High-efficiency Inverter Improves Electric Motor Efficiency

Hillcrest Energy Technologies, a clean technology company developing transformative power conversion technologies and control system solutions for next-generation electrical systems, has completed initial internal testing of its high-efficiency inverter with an electric motor and will release the results in an upcoming whitepaper on Thursday, April 21.
Internal tests announced previously have already confirmed the ability of the Hillcrest inverter technology to achieve efficiencies exceeding 99% at switching frequencies up to 60 kHz.
New tests were performed using the 10kW Hillcrest high-efficiency inverter proof of concept on an 80kW electric motor currently used in EV powertrain applications. After running efficiency tests on the motor to establish a performance baseline at the 10kHz switching frequency, the same tests were run at 20kHz, 40kHz and 60kHz. Results showed motor efficiency improvements at each increased switching frequency level, confirming the ability of the Hillcrest technology to leverage higher switching frequencies without generating additional losses/heat, thereby enabling the electric motor to operate at higher efficiency levels.

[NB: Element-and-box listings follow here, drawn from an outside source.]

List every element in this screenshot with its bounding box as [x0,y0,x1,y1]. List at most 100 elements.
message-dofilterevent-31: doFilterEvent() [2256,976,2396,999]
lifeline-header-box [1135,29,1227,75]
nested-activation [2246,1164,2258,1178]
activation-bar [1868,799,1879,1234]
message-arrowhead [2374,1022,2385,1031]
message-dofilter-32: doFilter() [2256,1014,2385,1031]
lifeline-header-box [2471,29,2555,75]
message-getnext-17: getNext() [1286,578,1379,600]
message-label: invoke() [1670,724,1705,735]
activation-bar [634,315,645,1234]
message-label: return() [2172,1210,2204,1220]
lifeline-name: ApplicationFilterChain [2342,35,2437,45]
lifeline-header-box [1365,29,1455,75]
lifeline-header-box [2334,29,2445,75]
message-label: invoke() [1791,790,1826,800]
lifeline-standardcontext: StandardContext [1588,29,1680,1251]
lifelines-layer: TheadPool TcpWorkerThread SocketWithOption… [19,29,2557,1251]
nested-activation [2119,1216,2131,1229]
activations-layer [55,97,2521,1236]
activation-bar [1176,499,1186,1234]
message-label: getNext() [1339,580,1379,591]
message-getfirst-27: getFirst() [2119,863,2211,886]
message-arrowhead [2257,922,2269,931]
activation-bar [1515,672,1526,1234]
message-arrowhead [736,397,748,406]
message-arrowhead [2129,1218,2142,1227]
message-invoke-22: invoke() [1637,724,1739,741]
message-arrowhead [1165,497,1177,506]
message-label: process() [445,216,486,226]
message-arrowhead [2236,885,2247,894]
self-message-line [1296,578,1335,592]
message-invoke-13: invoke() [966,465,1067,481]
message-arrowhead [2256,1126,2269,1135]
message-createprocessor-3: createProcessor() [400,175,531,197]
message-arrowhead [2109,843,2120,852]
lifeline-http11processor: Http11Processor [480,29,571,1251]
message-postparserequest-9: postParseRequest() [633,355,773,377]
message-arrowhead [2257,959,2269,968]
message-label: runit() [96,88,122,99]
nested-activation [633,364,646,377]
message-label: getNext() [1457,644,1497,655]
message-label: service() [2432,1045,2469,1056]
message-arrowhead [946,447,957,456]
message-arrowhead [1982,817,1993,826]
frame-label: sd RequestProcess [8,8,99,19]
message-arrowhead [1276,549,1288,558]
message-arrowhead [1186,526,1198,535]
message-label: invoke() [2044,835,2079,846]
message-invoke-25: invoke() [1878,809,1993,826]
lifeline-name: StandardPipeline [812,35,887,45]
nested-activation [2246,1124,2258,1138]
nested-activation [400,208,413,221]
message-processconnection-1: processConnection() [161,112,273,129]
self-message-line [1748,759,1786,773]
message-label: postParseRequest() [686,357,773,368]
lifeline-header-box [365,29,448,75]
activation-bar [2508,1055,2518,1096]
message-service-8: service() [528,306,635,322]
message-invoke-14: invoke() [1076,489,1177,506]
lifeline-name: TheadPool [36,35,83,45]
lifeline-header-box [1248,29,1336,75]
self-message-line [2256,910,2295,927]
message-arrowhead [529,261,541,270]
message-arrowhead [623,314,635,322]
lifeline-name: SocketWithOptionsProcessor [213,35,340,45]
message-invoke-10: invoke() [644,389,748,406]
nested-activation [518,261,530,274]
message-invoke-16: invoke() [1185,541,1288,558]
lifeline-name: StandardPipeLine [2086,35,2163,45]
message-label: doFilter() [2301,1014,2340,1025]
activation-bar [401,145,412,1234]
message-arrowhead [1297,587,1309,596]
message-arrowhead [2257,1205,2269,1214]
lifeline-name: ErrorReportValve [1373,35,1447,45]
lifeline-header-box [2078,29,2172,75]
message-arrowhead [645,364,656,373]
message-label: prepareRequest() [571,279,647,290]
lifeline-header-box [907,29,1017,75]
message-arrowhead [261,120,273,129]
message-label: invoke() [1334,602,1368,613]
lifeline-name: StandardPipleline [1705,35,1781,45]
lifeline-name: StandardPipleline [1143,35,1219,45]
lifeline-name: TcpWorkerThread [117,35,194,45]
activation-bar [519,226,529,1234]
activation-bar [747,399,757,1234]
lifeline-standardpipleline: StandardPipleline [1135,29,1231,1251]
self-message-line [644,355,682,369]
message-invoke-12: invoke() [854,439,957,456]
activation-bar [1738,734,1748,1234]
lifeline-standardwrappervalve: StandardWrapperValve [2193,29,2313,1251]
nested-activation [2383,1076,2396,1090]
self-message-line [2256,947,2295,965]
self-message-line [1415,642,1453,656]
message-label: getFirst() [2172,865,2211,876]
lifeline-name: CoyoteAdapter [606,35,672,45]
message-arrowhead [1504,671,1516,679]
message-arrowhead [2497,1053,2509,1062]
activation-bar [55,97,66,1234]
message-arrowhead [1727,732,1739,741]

“Currently, electric motors used in electric vehicle powertrains operate within a switching frequency range of 8kHz to 16kHz due to the historic tradeoff between the best possible switching behavior and acceptable thermal losses,” said Harald Hengstenberger, managing director and founder of Systematec GmbH, a strategic partner to Hillcrest and current power electronics design house to the German automotive industry. “The ability of the Hillcrest high-efficiency inverter to operate at much higher switching frequencies without generating additional losses will now allow motor manufacturers to take advantage of new motor concepts not previously available to them.”
Leveraging the Hillcrest traction inverter to improve motor efficiency in an electric vehicle powertrain has the potential to reduce motor size and cooling requirements and increases power density. In an electric vehicle, this can result in more power, more payload capability and increased range.